Because the data is a time series we can use array_agg with a window statement to construct subsequences.

SELECT
  date,
  array_to_json(array_agg(price))
    OVER(
      ORDER BY date
      ROWS BETWEEN 5 PRECEDING AND CURRENT ROW
    ) AS sequences
FROM stock_prices
WHERE ticker='aapl'
ORDER BY date
LIMIT 15;

Date	Sequences
1998-01-02	[3.95098]
1998-01-05	[3.95098,3.8902]
1998-01-06	[3.95098,3.8902,4.60502]
1998-01-07	[3.95098,3.8902,4.60502,4.24032]
1998-01-08	[3.95098,3.8902,4.60502,4.24032,4.39107]
1998-01-09	[3.95098,3.8902,4.60502,4.24032,4.39107,4.43726]
1998-01-12	[3.8902,4.60502,4.24032,4.39107,4.43726,4.46886]
1998-01-13	[4.60502,4.24032,4.39107,4.43726,4.46886,4.76306]
1998-01-14	[4.24032,4.39107,4.43726,4.46886,4.76306,4.78738]
1998-01-15	[4.39107,4.43726,4.46886,4.76306,4.78738,4.66581]
1998-01-16	[4.43726,4.46886,4.76306,4.78738,4.66581,4.55883]
1998-01-20	[4.46886,4.76306,4.78738,4.66581,4.55883,4.61962]
1998-01-21	[4.76306,4.78738,4.66581,4.55883,4.61962,4.59044]
1998-01-22	[4.78738,4.66581,4.55883,4.61962,4.59044,4.69499]
1998-01-23	[4.66581,4.55883,4.61962,4.59044,4.69499,4.74118]

Note that the frame clause, ROWS BETWEEN 5 PRECEDING AND CURRENT ROW, returns up to 6 observations per sequence because BETWEEN is inclusive.

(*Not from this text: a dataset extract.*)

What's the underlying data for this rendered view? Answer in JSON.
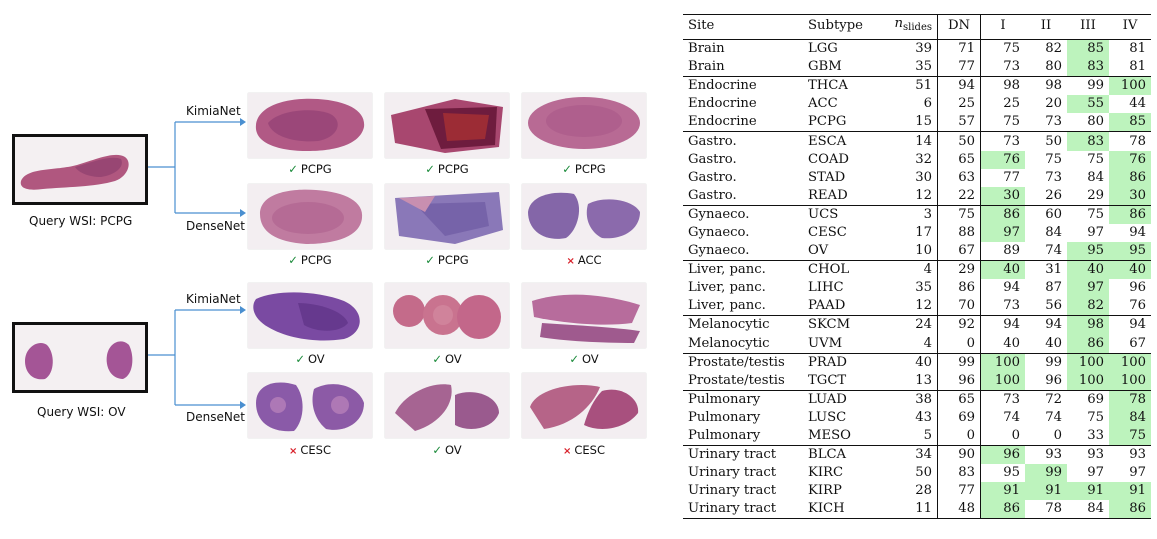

For the first 5 rows there are fewer than 6 records because there aren’t preceeding rows.

If you want each sequence to contain the same number of elements you can pad them by inserting extra rows at the beginning.

CREATE TEMP TABLE temp_tbl AS (
  SELECT
    date :: TIMESTAMP,
    0.0 AS price
  FROM generate_series('1997-12-26' :: TIMESTAMP,
                       '1998-01-01' :: TIMESTAMP,
                       '1 day' :: INTERVAL) AS date
);
SELECT *
FROM (
  SELECT
    date :: DATE,
    array_to_json(
      array_agg(price)
        OVER (
          ORDER BY date
          ROWS BETWEEN 5 PRECEDING AND CURRENT ROW
        )
    ) AS sequences
  FROM (
    SELECT
      date,
      price
    FROM sp500.daily
    WHERE ticker = 'aapl'
    ) AS tbl
  FULL OUTER JOIN temp_tbl USING (date, close)
) AS tbl
WHERE date >= '1998-01-02'
ORDER BY date
LIMIT 10;

Date	Sequences
1998-01-02	[0.0,0.0,0.0,0.0,0.0,3.95098]
1998-01-05	[0.0,0.0,0.0,0.0,3.95098,3.8902]
1998-01-06	[0.0,0.0,0.0,3.95098,3.8902,4.60502]
1998-01-07	[0.0,0.0,3.95098,3.8902,4.60502,4.24032]
1998-01-08	[0.0,3.95098,3.8902,4.60502,4.24032,4.39107]
1998-01-09	[3.95098,3.8902,4.60502,4.24032,4.39107,4.43726]
1998-01-12	[3.8902,4.60502,4.24032,4.39107,4.43726,4.46886]
1998-01-13	[4.60502,4.24032,4.39107,4.43726,4.46886,4.76306]
1998-01-14	[4.24032,4.39107,4.43726,4.46886,4.76306,4.78738]
1998-01-15	[4.39107,4.43726,4.46886,4.76306,4.78738,4.66581]

Now the first sequences are left-padded with 0 so that every sequence has the same length.

Final thoughts

So there you have it: striding data in the database is as simple as array_agg with a frame clause. If you like, you can insert a few rows at the beginning (or end) of the table to pad the data so that each sequence has the same length.

Doing this in the database means you can run the same query from any language and get the same result. So if you prototype in R but use Python for production you can reuse the same SQL code — no need to translate dplyr to Pandas.